When it came time to create his nom de D.J. for the festival, Shaq had a lot of nicknames to choose from: Superman, Shaq Daddy, Shaq Fu, the Big Baryshnikov, the Big Shamrock, and several others that involve putting “big” in front of words. He went with “Diesel” because it was his first. Back from his college days at L.S.U., he barreled through human barriers with abandon, like only Shaq and a diesel truck with brake problems could.

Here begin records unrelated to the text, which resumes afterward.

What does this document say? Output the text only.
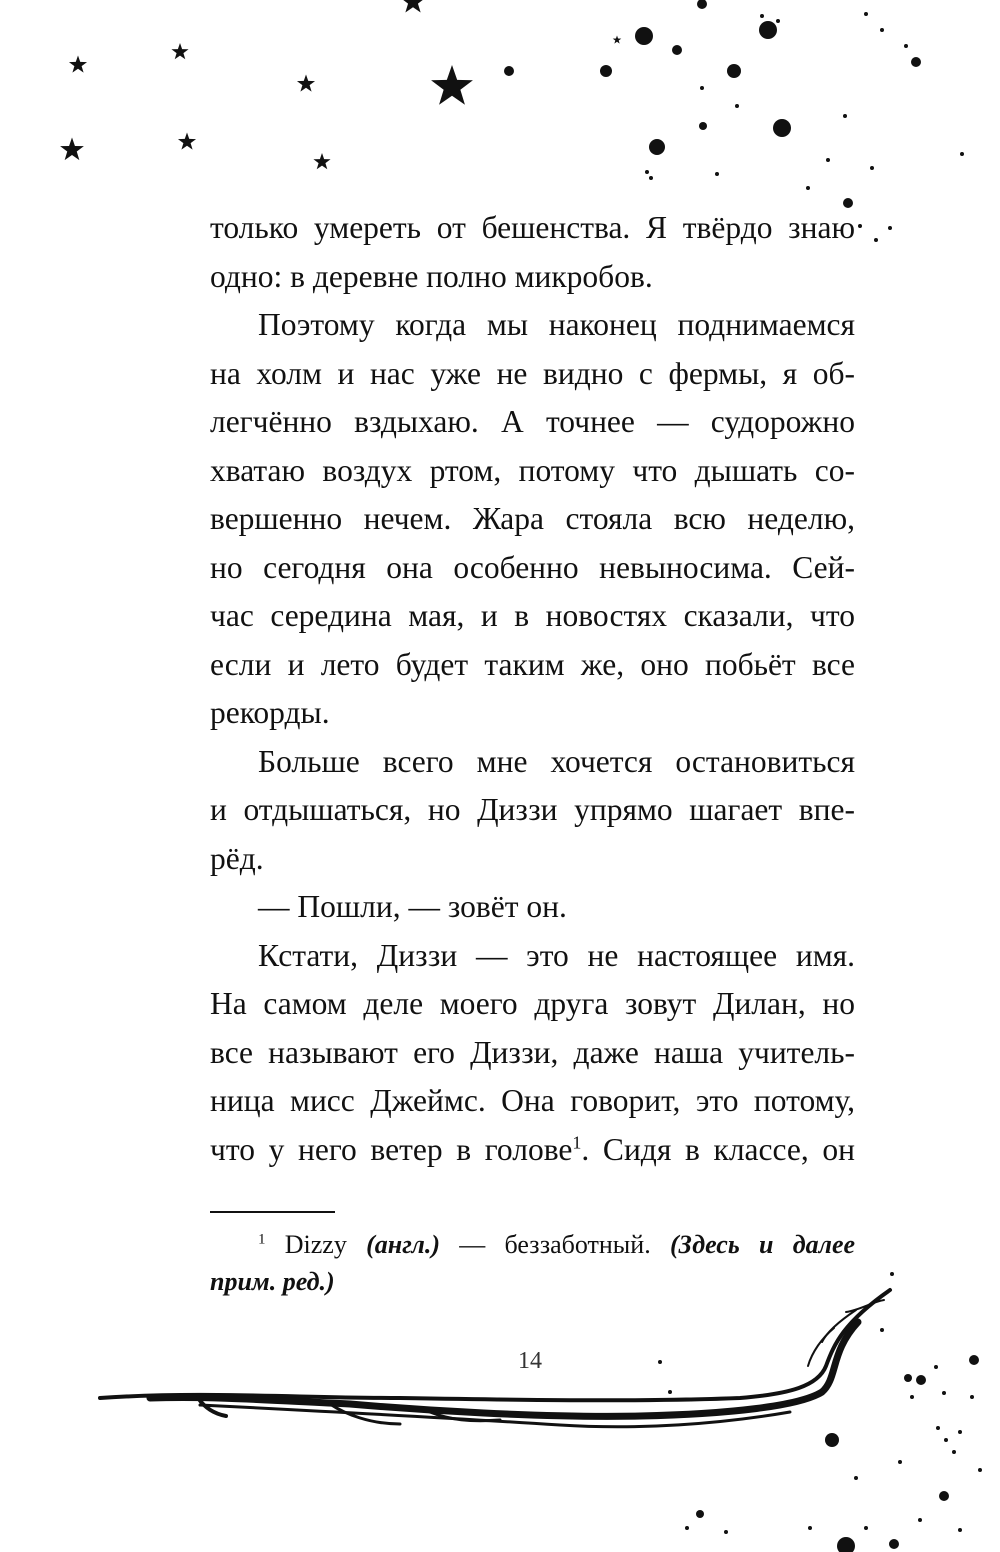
только умереть от бешенства. Я твёрдо знаю
одно: в деревне полно микробов.

Поэтому когда мы наконец поднимаемся
на холм и нас уже не видно с фермы, я об-
легчённо вздыхаю. А точнее — судорожно
хватаю воздух ртом, потому что дышать со-
вершенно нечем. Жара стояла всю неделю,
но сегодня она особенно невыносима. Сей-
час середина мая, и в новостях сказали, что
если и лето будет таким же, оно побьёт все
рекорды.

Больше всего мне хочется остановиться
и отдышаться, но Диззи упрямо шагает впе-
рёд.

— Пошли, — зовёт он.

Кстати, Диззи — это не настоящее имя.
На самом деле моего друга зовут Дилан, но
все называют его Диззи, даже наша учитель-
ница мисс Джеймс. Она говорит, это потому,
что у него ветер в голове$^1$. Сидя в классе, он

$^1$ Dizzy (англ.) — беззаботный. (Здесь и далее
прим. ред.)
14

The moniker has served him well. He lent it to his first album Shaq Diesel, in 1993, which went platinum. So really, Shaq’s Fun House is just a return to his roots, dieseling through crowds of college students who are skinnier and weaker than him, but now with trap and techno instead of his colossal frame. (A note on Shaq’s D.J. identity that feels essential, but I can’t pinpoint why: “I thought about wearing costumes and all that, but I don’t like being hot. I move around too much.”)

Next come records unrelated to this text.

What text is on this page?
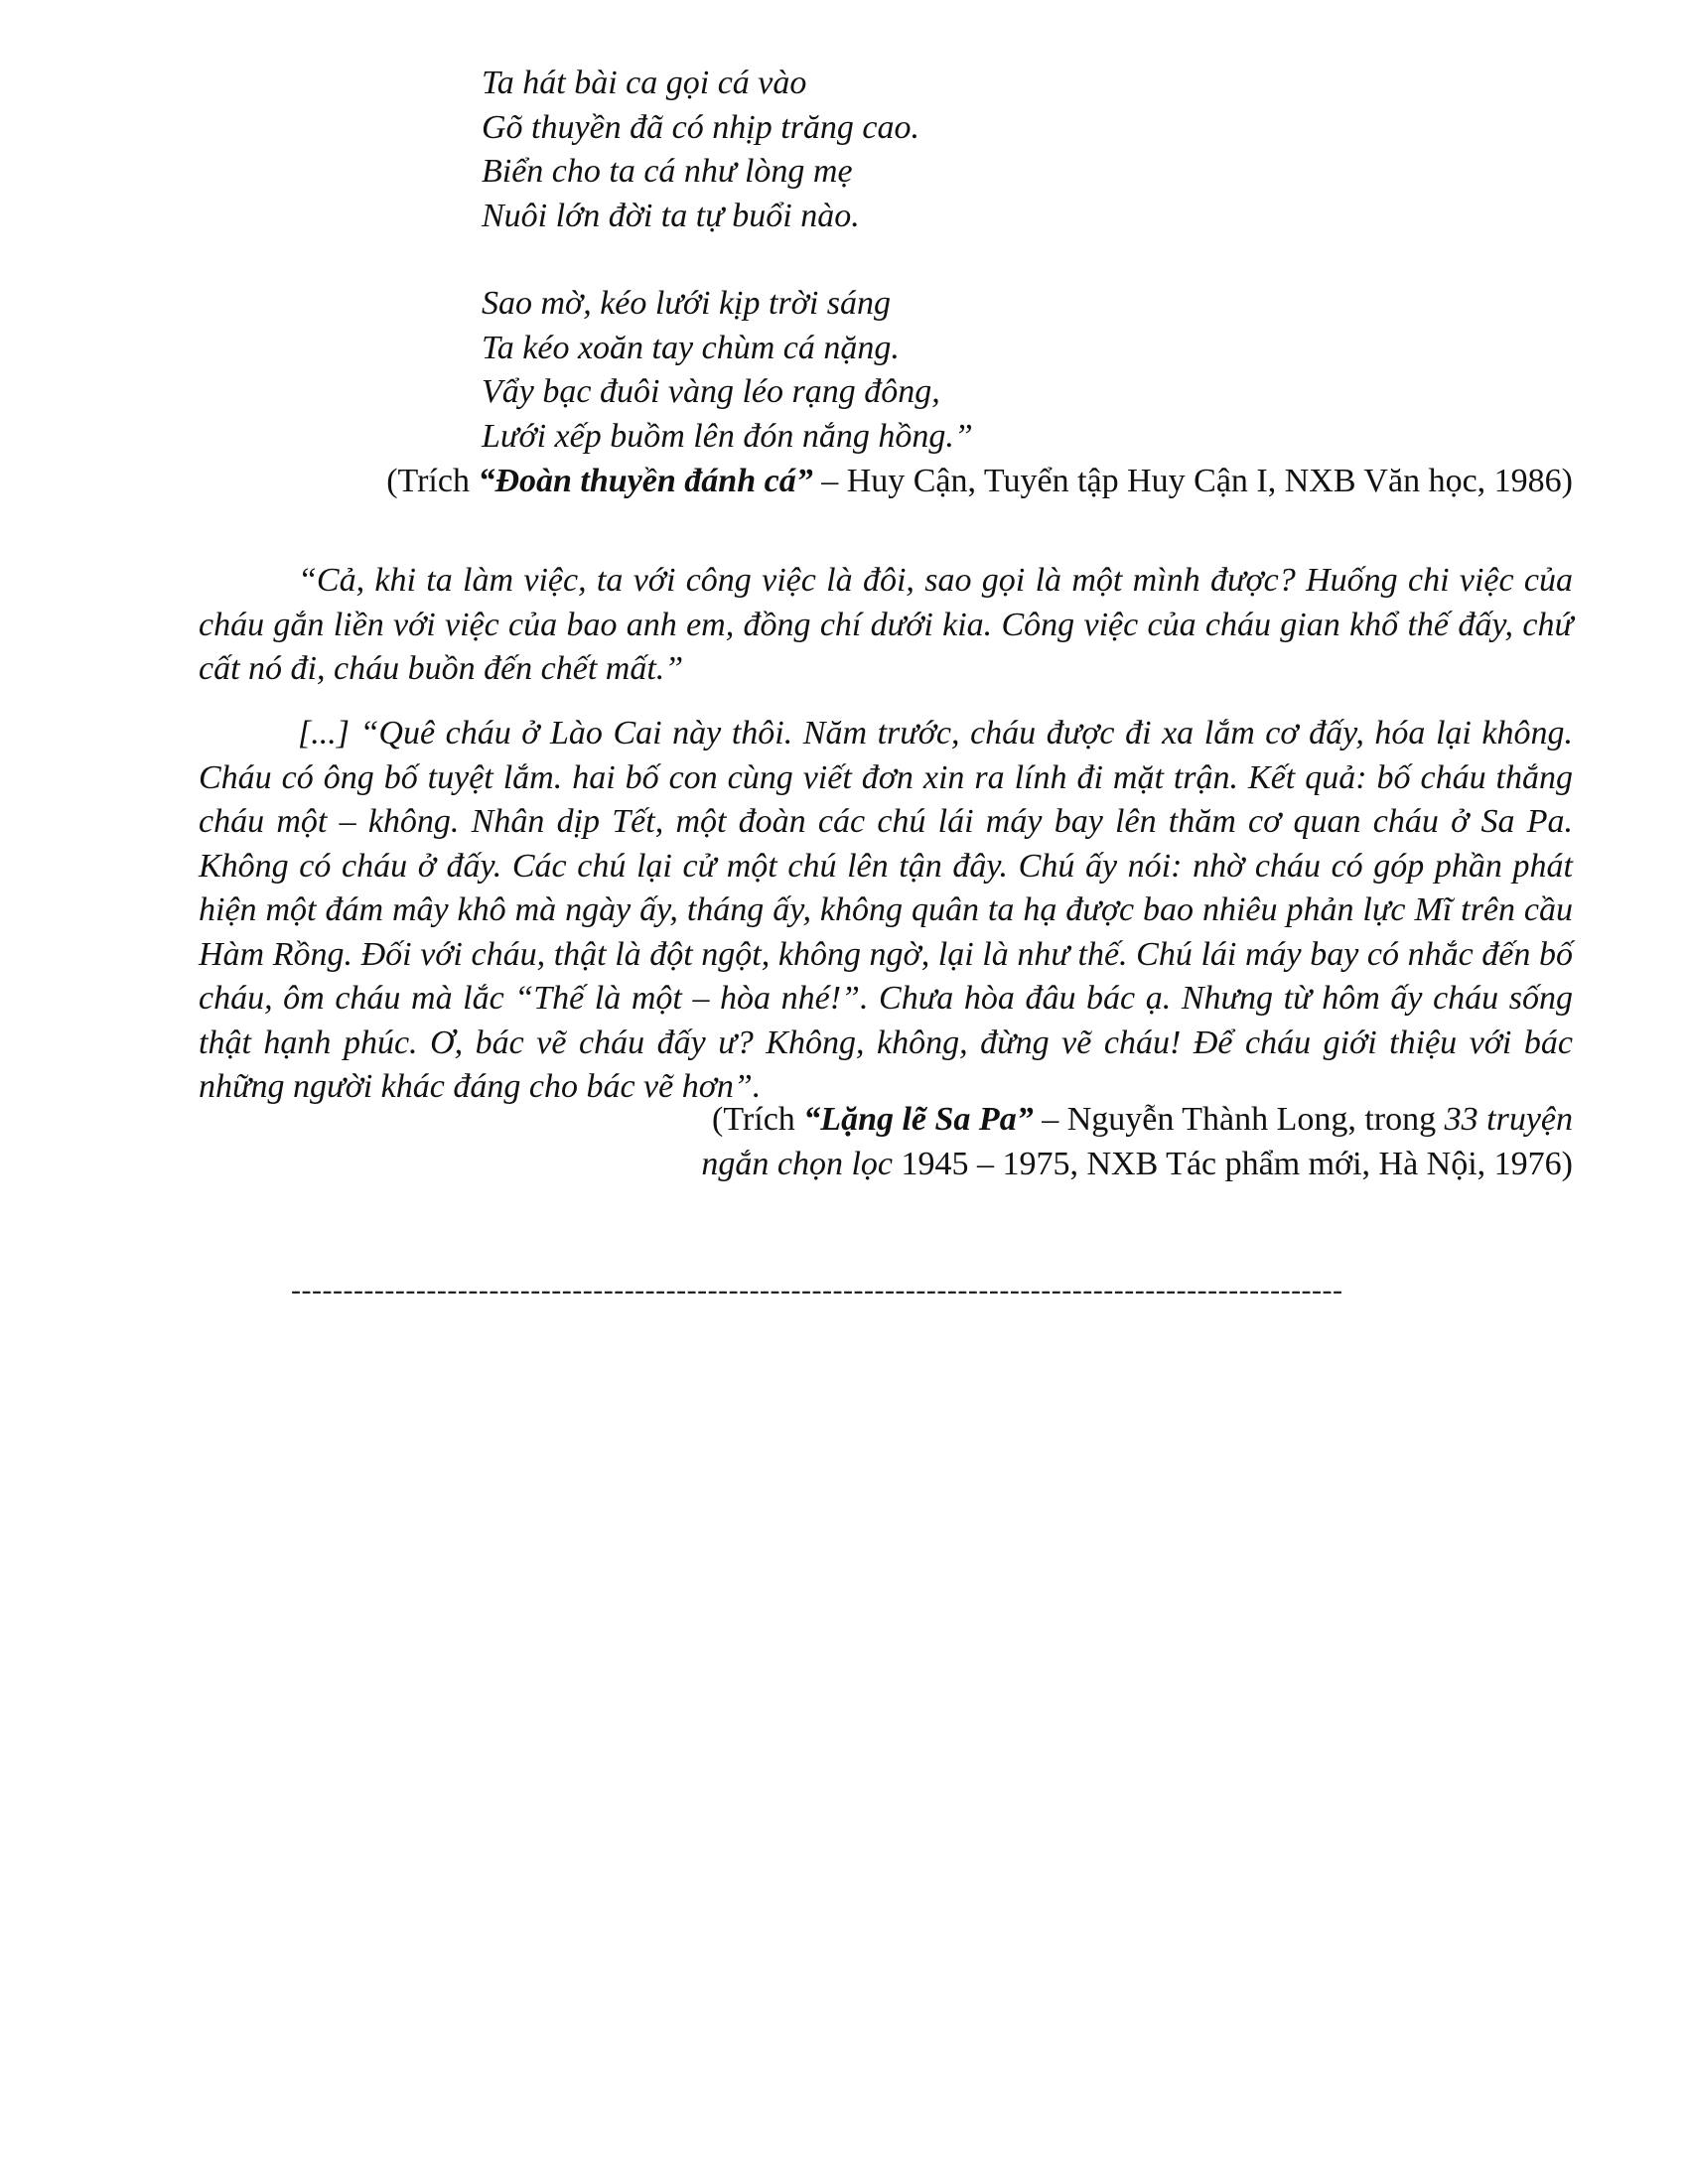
Ta hát bài ca gọi cá vào
Gõ thuyền đã có nhịp trăng cao.
Biển cho ta cá như lòng mẹ
Nuôi lớn đời ta tự buổi nào.
Sao mờ, kéo lưới kịp trời sáng
Ta kéo xoăn tay chùm cá nặng.
Vẩy bạc đuôi vàng léo rạng đông,
Lưới xếp buồm lên đón nắng hồng.”
(Trích “Đoàn thuyền đánh cá” – Huy Cận, Tuyển tập Huy Cận I, NXB Văn học, 1986)

“Cả, khi ta làm việc, ta với công việc là đôi, sao gọi là một mình được? Huống chi việc của cháu gắn liền với việc của bao anh em, đồng chí dưới kia. Công việc của cháu gian khổ thế đấy, chứ cất nó đi, cháu buồn đến chết mất.”

[...] “Quê cháu ở Lào Cai này thôi. Năm trước, cháu được đi xa lắm cơ đấy, hóa lại không. Cháu có ông bố tuyệt lắm. hai bố con cùng viết đơn xin ra lính đi mặt trận. Kết quả: bố cháu thắng cháu một – không. Nhân dịp Tết, một đoàn các chú lái máy bay lên thăm cơ quan cháu ở Sa Pa. Không có cháu ở đấy. Các chú lại cử một chú lên tận đây. Chú ấy nói: nhờ cháu có góp phần phát hiện một đám mây khô mà ngày ấy, tháng ấy, không quân ta hạ được bao nhiêu phản lực Mĩ trên cầu Hàm Rồng. Đối với cháu, thật là đột ngột, không ngờ, lại là như thế. Chú lái máy bay có nhắc đến bố cháu, ôm cháu mà lắc “Thế là một – hòa nhé!”. Chưa hòa đâu bác ạ. Nhưng từ hôm ấy cháu sống thật hạnh phúc. Ơ, bác vẽ cháu đấy ư? Không, không, đừng vẽ cháu! Để cháu giới thiệu với bác những người khác đáng cho bác vẽ hơn”.

(Trích “Lặng lẽ Sa Pa” – Nguyễn Thành Long, trong 33 truyện
ngắn chọn lọc 1945 – 1975, NXB Tác phẩm mới, Hà Nội, 1976)
-----------------------------------------------------------------------------------------------------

So on March 23, around 2 A.M., Shake Shack will fire up its burners, Shaq will fire up his internal burners, and select invitees will gather at a large warehouse cabaret-carnival sponsored by a ride-share app in Miami. Does that make sense? Must it make sense? At this point, it feels as if Shaq wakes up every morning and muses to himself, What weird, wonderful thing am I going to get involved in today?, and then he goes out and does that thing. Then more and more people around the world discover their own version of Shaq, and he discovers those people, and isn’t that kind of mutual discovery beautiful? If this all goes well, there will be more parties in more locations on more continents. “We definitely want to take it worldwide, because music is worldwide, and don’t forget: I’m a worldwide guy,” he tells me. But who could honestly forget that?